Two base-class ideas tie the estimators together (``_base.py``):

- **``_LatentVariableModel``** owns the scaffolding PCA and PLS share: the
  convenience methods (``score_plot``, ``vip``, ``spe_limit``, ...) that forward
  to the standalone functions, ``ellipse_coordinates``, and the attribute-rename
  ``__getattr__`` (driven by a per-class ``_ATTRIBUTE_RENAMES`` map). The
  convenience methods are *real methods* built by the ``_model_method`` factory,
  so ``help`` / ``inspect.signature`` report the underlying function and the
  fitted model pickles and subclasses cleanly (ENG-05, ENG-17). MBPLS / MBPCA
  share only ``_HotellingsT2LimitMixin``.
- **Ndarray-backed fitted attributes.** Hot-path attributes (``scores_``,
  ``loadings_``, ``spe_``, ...) are stored as private numpy ndarrays; the public
  ``pd.DataFrame`` is a lazily-built, cached view via the ``_LazyFrame``
  descriptor. Internal math reads the ndarray (no per-call ``.values``
  conversion); the cache is excluded from pickling (ENG-18).

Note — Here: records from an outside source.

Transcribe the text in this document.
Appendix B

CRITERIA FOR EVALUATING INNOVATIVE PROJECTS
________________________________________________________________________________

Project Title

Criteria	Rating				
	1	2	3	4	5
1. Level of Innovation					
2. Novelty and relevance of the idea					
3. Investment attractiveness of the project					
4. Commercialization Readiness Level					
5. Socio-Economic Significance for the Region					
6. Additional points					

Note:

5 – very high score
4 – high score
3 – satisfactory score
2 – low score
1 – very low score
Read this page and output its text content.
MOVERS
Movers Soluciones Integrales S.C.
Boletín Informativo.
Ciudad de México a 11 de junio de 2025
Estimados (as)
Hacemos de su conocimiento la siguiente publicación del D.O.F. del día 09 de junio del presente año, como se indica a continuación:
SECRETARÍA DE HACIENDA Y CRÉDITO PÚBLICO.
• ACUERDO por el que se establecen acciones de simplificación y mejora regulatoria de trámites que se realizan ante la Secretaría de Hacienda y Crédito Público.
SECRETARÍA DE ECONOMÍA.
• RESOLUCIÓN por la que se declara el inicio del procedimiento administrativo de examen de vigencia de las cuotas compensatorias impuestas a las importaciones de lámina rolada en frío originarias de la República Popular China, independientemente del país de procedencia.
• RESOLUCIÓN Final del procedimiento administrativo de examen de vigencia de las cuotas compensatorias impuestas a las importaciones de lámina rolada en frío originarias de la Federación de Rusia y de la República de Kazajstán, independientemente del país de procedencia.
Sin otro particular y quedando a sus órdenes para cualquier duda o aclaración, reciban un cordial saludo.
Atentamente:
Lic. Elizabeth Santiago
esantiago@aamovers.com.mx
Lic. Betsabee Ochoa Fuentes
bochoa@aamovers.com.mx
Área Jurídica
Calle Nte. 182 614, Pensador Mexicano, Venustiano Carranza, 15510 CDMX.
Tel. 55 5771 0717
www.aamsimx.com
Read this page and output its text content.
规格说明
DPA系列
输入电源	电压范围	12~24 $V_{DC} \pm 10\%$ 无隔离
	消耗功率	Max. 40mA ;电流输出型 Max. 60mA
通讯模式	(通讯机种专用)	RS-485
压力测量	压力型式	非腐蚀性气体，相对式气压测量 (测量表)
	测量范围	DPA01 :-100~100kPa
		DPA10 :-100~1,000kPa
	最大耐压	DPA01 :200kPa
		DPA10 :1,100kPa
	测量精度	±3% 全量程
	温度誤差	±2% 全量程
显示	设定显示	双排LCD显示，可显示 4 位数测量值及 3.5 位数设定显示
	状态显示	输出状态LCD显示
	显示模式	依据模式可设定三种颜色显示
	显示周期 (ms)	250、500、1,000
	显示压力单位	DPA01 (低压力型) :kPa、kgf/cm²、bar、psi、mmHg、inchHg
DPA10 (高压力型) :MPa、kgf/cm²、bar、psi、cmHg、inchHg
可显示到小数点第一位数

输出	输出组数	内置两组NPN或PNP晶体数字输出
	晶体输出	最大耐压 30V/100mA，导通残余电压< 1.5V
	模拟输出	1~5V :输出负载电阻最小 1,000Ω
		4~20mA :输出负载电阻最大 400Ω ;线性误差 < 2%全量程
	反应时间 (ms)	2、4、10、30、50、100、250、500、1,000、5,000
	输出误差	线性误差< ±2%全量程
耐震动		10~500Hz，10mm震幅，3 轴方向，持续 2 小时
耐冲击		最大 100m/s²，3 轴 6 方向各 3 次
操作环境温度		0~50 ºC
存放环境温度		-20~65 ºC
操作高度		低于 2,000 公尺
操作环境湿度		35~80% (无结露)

A typical fit therefore: validates input, runs the algorithm-specific
``_fit_*`` (SVD / NIPALS / TSR for PCA; NIPALS for PLS; hierarchical NIPALS for
the multi-block models), stores the ndarrays + index/column metadata, and
computes limits and R-squared bookkeeping. The numerical kernels live in
``_nipals.py`` and are shared, so a fix there benefits every estimator.

The MCP tool layer
------------------

Agent-callable tools are declared with the ``@tool_spec`` decorator
(``process_improve/tool_spec.py``). Each tool pairs a pydantic
``BaseModel`` input contract (``ConfigDict(extra="forbid")``) with a wrapper
function; the decorator registers the function in a global ``_TOOL_REGISTRY``
and attaches the JSON-schema spec. ``get_tool_specs()`` returns the specs in
registry (decorator-execution) order; ``discover_tools()`` imports each
subpackage's ``tools`` module so the decorators run.

In ``experiments/`` the tools and analyses are split one-per-module
(``_tools/<tool>.py``, ``_analyses/<analysis>.py``) with ``tools.py`` acting as
the ordered aggregator (ENG-02). To add a tool, see :doc:`development/tool_authoring`.

Where to make a change
----------------------

- A numerical fix to a latent-variable algorithm: the shared kernels in
  ``multivariate/_nipals.py`` / ``_limits.py`` / ``_common.py``, or the
  estimator's ``_fit_*`` method.
- A new estimator convenience method shared by PCA and PLS:
  ``multivariate/_base.py``.
- A new agent-callable tool: a new module under the subpackage's ``_tools/``
  (or ``tools.py``) - see :doc:`development/tool_authoring`.
- A new designed-experiment analysis: a module under
  ``experiments/_analyses/`` dispatched from ``experiments/analysis.py``.